Quero chegar ao ponto abordado na peça do Ministério Público Estadual, que levanta a hipótese na qual as araucárias que estão senis, não poderiam ser manejadas, com planos autorizados pelos órgãos ambientais. Tal afirmação é totalmente despropositada, considerando a teoria da trofobiose e a defesa do Bem-Estar Vegetal das árvores do presente e futuro.

Segundo a opinião do MP, o estágio de podridão das árvores, no momento em que cessa a atividade fisiológica do pinheiro, seria o ponto de inflexão que mostraria que uma árvore estaria morta, e que até este ponto não poderia ser autorizado nenhuma intervenção humana para o manejo florestal. O Ministério Público desta forma, enseja defender a vida vegetal como se fosse a vida humana, esta que é uma garantia fundamental pela Carta Magna. Porém, a análise deveria ser considerando a defesa do meio ambiente ecologicamente equilibrado, conforme explicitado pelo artigo 225.

De fato a podridão em árvores velhas é um sinal de ataque de fungos. Por que eles escolheriam estas árvores? Ao acaso? Obviamente que não. A análise pelo prisma científico é, porque estes indivíduos, pela senilidade, ou por dificuldades do meio físico, não estariam mais conseguindo realizarem suas trocas. Uma análise fitossanitária que os identificasse na floresta – através de inventários e planos de manejo – poderia ser utilizada para favorecer o bem estar do pinheiral, no momento em que o corte destes indivíduos estaria contribuindo para diminuir a concorrência com as árvores saudáveis.

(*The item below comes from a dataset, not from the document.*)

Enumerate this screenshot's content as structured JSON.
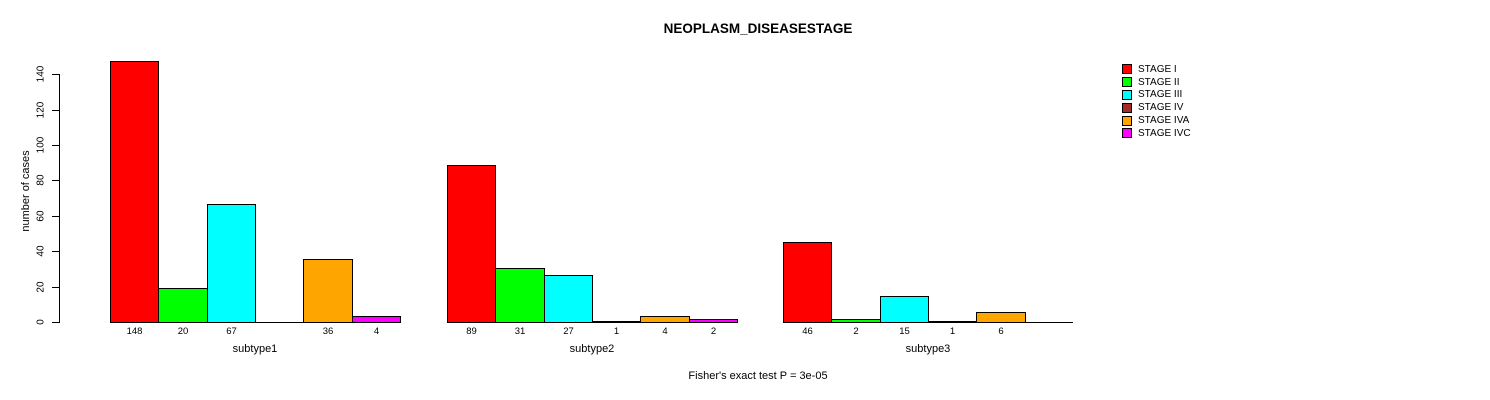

Para não me estender muito, gostaria de lembrar um exemplo interessante que poderia ser utilizado para diagnosticar as árvores estressadas dos pinheirais, e que estariam em fase de declínio de desenvolvimento fisiológico.

Citam-se diversos estudos na área de Proteção Florestal com os besouros escolitídeos. Estes insetos são conhecidos por conseguirem identificar substâncias químicas exaladas pelas árvores, e as colonizam, cultivando fungos e fazendo galerias nos troncos ainda em pé. Os escolitídeos já foram verificados atacando as araucárias. A hipótese é que seriam bons indicadores para a seleção das árvores a serem desbastadas dos pinheirais, também conhecidas como “árvores do passado”, parafraseando o prof. Rudi Seitz (in memorian).

Implicações no manejo florestal utilizando a teoria da trofobiose levam a crer que um novo paradigma deva ser utilizado. Pinheirais nativos não possuem compromisso de atender critérios de certificações. Mas a consciência aqui, para que o manejo florestal sustentável seja adotado, deve partir da consciência de quem representa a sociedade em defesa do meio ambiente, ou seja, dos órgãos ambientais, e também do Ministério Público. Não se trata de criticar quem quer fazer manejo de nativas, e sim, de exigir e apresentar regulamentações que garantam a preservação (e conservação) da espécie, com base na garantia do BEM ESTAR DESTES ECOSSISTEMAS.